The world itself will probably just be called “the world” or “the earth;” in a fantasy setting, it just makes sense. Similarly, each group of people would have a name for themselves or their homeland that meant, in their language, something similar to “Us Guys Over Here.”
The dominant culture is going to be the one to assign names to places they discover, even if there are people already living there.
Place names will usually be descriptive of the surroundings or a notable feature, chosen for a person or in honor of another place, recall an event, or sometimes just be a nickname that sticks so long it becomes the actual place name.
The map should include political boundaries, major cities (most of these will be on a coastline or a river or both for purposes of irrigation and transportation), and such things as deserts, canyons, forests, etc.
Now the real work begins.
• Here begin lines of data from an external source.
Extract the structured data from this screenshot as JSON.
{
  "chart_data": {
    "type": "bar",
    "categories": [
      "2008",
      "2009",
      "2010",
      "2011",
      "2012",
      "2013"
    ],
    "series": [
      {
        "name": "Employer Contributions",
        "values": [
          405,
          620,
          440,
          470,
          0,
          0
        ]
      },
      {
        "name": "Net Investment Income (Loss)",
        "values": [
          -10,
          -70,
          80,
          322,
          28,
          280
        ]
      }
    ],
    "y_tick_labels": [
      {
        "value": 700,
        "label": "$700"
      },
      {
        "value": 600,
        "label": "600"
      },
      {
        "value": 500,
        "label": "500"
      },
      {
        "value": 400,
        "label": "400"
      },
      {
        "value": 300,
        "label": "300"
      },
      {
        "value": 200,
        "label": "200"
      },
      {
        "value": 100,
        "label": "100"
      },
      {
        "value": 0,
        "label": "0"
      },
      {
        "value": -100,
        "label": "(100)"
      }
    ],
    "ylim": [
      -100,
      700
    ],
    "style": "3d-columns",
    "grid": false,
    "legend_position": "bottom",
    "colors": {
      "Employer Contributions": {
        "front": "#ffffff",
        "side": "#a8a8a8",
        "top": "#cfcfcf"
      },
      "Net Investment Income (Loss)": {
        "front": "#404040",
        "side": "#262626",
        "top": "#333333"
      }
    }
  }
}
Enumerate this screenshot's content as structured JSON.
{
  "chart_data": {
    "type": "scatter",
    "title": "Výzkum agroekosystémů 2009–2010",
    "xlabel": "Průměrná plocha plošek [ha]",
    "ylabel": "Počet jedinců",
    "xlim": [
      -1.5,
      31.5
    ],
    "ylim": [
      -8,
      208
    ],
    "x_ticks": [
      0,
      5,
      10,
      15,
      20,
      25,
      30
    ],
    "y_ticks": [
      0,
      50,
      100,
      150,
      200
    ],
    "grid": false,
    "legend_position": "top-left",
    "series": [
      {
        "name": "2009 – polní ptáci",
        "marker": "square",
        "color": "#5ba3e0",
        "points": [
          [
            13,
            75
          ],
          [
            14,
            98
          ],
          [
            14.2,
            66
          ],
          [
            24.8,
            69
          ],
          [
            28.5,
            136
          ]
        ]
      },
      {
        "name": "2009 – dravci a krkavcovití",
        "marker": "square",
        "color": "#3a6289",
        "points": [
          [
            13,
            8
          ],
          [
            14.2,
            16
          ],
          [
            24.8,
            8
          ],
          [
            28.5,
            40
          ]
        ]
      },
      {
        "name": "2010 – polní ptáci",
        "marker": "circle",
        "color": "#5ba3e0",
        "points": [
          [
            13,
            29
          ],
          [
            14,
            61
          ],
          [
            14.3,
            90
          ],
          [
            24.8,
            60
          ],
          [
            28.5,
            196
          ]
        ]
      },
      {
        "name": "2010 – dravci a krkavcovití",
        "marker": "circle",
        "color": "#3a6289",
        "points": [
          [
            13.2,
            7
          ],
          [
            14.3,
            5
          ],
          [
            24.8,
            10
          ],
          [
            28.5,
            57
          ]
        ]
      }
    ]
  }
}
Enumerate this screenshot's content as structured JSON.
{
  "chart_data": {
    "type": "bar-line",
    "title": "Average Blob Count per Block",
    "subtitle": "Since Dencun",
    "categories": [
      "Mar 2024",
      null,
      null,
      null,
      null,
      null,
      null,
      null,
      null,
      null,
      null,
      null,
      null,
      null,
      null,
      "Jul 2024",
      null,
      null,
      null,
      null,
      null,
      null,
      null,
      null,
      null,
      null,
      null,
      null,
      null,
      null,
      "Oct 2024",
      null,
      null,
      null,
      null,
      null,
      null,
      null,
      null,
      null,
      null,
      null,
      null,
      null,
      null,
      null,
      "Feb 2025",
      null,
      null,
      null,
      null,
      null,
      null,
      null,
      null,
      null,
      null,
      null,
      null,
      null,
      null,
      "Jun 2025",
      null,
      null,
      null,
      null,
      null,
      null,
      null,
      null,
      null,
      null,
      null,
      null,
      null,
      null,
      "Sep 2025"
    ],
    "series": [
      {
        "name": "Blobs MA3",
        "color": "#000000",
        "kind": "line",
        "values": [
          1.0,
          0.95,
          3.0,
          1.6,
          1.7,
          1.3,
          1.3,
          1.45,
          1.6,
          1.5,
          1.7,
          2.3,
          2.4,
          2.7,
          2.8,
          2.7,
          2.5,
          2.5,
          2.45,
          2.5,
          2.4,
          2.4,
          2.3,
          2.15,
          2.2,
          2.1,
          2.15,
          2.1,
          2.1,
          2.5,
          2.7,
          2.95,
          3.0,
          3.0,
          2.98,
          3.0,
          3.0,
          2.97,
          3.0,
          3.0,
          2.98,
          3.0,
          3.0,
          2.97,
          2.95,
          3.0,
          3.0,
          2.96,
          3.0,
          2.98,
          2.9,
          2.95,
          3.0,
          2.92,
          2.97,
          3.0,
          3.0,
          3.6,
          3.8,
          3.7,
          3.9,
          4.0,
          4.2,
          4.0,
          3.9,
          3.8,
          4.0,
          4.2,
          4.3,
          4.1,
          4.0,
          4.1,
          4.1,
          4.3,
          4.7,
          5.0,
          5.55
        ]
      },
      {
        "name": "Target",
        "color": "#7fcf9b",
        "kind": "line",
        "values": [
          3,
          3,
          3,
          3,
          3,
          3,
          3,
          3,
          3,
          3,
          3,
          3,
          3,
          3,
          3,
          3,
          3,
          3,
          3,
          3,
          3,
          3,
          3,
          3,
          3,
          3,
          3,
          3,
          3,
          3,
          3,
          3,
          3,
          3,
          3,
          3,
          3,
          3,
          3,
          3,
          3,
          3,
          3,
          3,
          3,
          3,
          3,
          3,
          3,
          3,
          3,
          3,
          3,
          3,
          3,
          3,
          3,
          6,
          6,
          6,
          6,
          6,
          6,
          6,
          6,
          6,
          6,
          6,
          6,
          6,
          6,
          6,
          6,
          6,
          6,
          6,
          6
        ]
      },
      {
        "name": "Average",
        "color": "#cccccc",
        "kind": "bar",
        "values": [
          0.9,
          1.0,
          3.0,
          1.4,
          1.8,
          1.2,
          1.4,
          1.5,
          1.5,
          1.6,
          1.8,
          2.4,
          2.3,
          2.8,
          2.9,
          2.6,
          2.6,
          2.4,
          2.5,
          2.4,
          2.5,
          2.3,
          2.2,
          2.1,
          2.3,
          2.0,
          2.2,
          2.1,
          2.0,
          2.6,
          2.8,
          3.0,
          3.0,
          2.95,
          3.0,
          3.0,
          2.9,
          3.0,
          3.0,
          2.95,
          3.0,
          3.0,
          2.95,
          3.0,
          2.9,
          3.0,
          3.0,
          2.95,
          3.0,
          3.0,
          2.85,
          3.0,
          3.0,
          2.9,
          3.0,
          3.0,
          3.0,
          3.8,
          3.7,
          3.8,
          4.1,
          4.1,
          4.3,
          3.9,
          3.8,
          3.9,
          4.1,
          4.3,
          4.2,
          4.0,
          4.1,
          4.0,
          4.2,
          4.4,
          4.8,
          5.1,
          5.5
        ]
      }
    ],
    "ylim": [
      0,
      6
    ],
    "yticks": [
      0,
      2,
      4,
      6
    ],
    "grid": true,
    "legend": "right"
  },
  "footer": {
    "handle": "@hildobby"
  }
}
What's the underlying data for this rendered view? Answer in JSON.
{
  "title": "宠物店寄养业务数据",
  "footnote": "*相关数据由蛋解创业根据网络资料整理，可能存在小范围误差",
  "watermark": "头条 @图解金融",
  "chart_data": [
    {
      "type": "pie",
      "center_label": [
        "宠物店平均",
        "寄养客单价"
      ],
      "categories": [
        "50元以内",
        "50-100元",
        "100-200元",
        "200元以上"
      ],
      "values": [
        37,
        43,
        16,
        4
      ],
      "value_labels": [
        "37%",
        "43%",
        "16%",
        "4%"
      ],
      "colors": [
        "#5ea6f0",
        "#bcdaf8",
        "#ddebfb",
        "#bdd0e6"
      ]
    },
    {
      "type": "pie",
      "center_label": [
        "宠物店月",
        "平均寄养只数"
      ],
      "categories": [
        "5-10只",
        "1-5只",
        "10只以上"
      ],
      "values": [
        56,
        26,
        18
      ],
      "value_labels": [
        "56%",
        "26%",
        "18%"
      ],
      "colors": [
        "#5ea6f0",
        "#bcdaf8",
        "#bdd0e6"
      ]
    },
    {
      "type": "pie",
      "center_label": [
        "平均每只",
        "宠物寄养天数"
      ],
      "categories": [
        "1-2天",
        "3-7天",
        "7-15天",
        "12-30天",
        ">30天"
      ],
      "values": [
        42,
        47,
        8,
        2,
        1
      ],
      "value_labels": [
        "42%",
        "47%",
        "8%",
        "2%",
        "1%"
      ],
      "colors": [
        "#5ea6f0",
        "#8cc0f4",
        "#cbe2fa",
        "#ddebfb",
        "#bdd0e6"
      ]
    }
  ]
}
You have a world full of places, and need people to live in them. Here are some more things you’ll want to consider:
1. Technology. The default fantasy setting is cleaned-up medieval, but different lands and/or races could harbor more advanced knowledge than their neighbors. This also brings up the debate of whether technology and magic can co-exist, but we’ll look at that in a later installment. The level of technology will tell you what kind of weapons and defenses you’re dealing with, what methods of transportation, communication, medicine, and just about everything.
2. Population and Economy. These puppies go more hand-in-hand than I ever wanted to think. For instance, it takes yea many peasants working yea acres of cropland to support a single knight, the king commands X-number of knights ... we’re looking at a lot of peasants here. A town has to be a certain size before it can support any ‘specialists’ like craftsmen.
3. Government. With so much space to play with, you can have an assortment if you’d like. A monarchy over here, a theocracy of fanatics on that island yonder, here a culture ruled by a more tribal system. This is especially effective when you’ve also got many different races sharing the same world. The style of government will have an influence on social classes and law enforcement.
4. Trade and commerce. Most of those whole lotta peasants we mentioned above might rely on barter rather than coin. Money might be almost unknown, it might be precious metals valued by weight, it might be coins minted by the local government, it might be something else altogether.
A daunting prospect. A lot of work.
But worth it. Even if it never comes up, I’ve found that I feel much more confident just knowing that I know.
And it gives me something to build from. Each time that I begin a new game, I set it someplace else. This forces me to pay attention, to develop a part of the world that might have been previously only sketched out.
Next month, we’ll be narrowing our focus dramatically, to look not at a whole world but at a single person or small group. Having a world is great, but its real purpose is to provide a background for the main characters.